I was not, until recently, aware of ‘slipstream fiction’ but I am now, thanks to publishers Telos who are about to launch a new novel, The Immortalists, by Andrew Hook.
‘Slipstream fiction’ seems to be Andrew Hook’s metier of choice and I think it is a term usually applied to short fiction which genre-bends fantasy, science fiction, literary fiction, horror and now crime fiction, specifically the private eye genre in the case of The Immortalists, which features an ex-cop called Mordant on a case where murder victims seem to age after death…
In my brief researches into slipstream fiction, I learned that ‘cognitive dissonance’ is at the heart of it, though I am not sure if that makes me any wiser. What has convinced me to try Andrew Hook’s novel is that his previous, shorter, slipstream fiction is that it has been compared to a cocktail of Raymond Chandler, Malcolm Pryce and Jasper Fforde – and that’s a cocktail I really fancy trying.
From Down Under
Australian crime writers are far from unknown in this country – some names, such as Arthur Upfield go back to the 1930s, others, such as Peter Temple, are international stars and the Ned Kelly Awards, started in 1995, are now recognised as marks of quality writing. In fact the most surprising thing is that we don’t see more Australian crime fiction over here, though we are now seeing more Australian publishers of crime fiction entering the British market.
Scribe Publications are already established here with a London office, but their lead title for April is not Australian, rather a thriller translated from the Hebrew, Lineup by Liad Shoham, a practising lawyer in Tel Aviv and acclaimed as Israel’s leading crime writer.
Text Publishing, of Melbourne, Australian Small Publisher of the Year, is pinning its hopes this month on local crime writer (local to Melbourne that is) Zane Lovitt and his novel of interlinked stories The Midnight Promise, which won the Ned Kelly Best First Fiction Award in 2013.

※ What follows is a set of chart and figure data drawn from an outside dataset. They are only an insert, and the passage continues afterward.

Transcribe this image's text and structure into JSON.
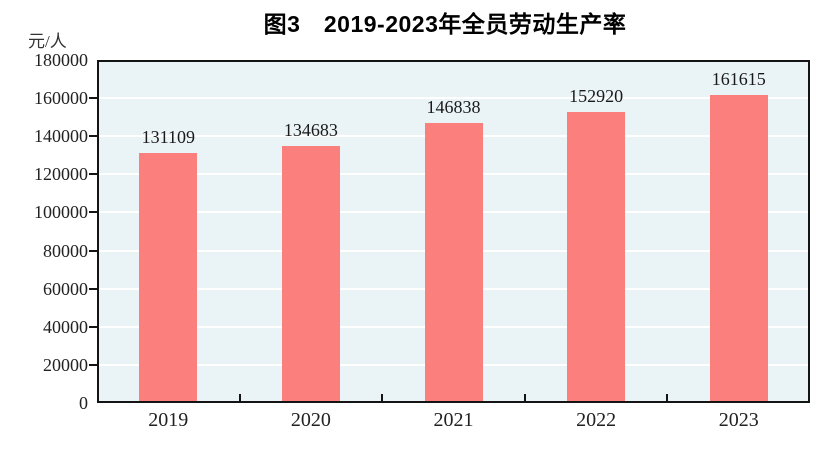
{
  "chart_data": {
    "type": "bar",
    "title": "图3　2019-2023年全员劳动生产率",
    "ylabel": "元/人",
    "xlabel": "",
    "categories": [
      "2019",
      "2020",
      "2021",
      "2022",
      "2023"
    ],
    "values": [
      131109,
      134683,
      146838,
      152920,
      161615
    ],
    "value_labels": [
      "131109",
      "134683",
      "146838",
      "152920",
      "161615"
    ],
    "ylim": [
      0,
      180000
    ],
    "ytick_step": 20000,
    "yticks": [
      "0",
      "20000",
      "40000",
      "60000",
      "80000",
      "100000",
      "120000",
      "140000",
      "160000",
      "180000"
    ],
    "grid": true,
    "legend_position": "none",
    "colors": {
      "bar": "#fb7f7c",
      "plot_background": "#eaf3f6",
      "gridline": "#ffffff",
      "axis": "#141414",
      "tick_text": "#222222",
      "value_text": "#1a1a1a",
      "unit_text": "#333333"
    }
  }
}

Unfortunately a busy schedule looks like preventing me from renewing my acquaintance with the famous Cuban crime writer Leonardo Padura Fuentes (usually known on book jackets as Leonardo Padura), whom I first met five years ago in the company of his British editor Francois von Hurter and Sir Gerald Kaufman the veteran M.P. and reviewer of crime fiction.
Leonardo is in London this month to promote his new book The Man Who Loved Dogs (Bitter Lemon), which I am told revolves around the assassination of Leon Trotsky in Mexico in 1940 and may be something of a departure from his internationally well-known ‘Havana’ series of off-beat detective novels.
Leonardo will be appearing to talk about his new novel at the Institute of Advanced Legal Studies on 19th March and on the 20th at Belgravia Books. Free tickets to both events are available from email@example.com.
In my customary eagerness to open the morning’s mail here at Ripster Hall the other day, I was convinced for a moment that I had discovered the new logo for the Detection Club – not that I was aware that the Club actually had a logo.
Of course it was no such thing, but the cover of a proof copy of a new book, Kill Your Boss by American Shaun Kuhn to be published here by Sphere in July. It is a very striking piece of cover art and I’m sure would make a good logo.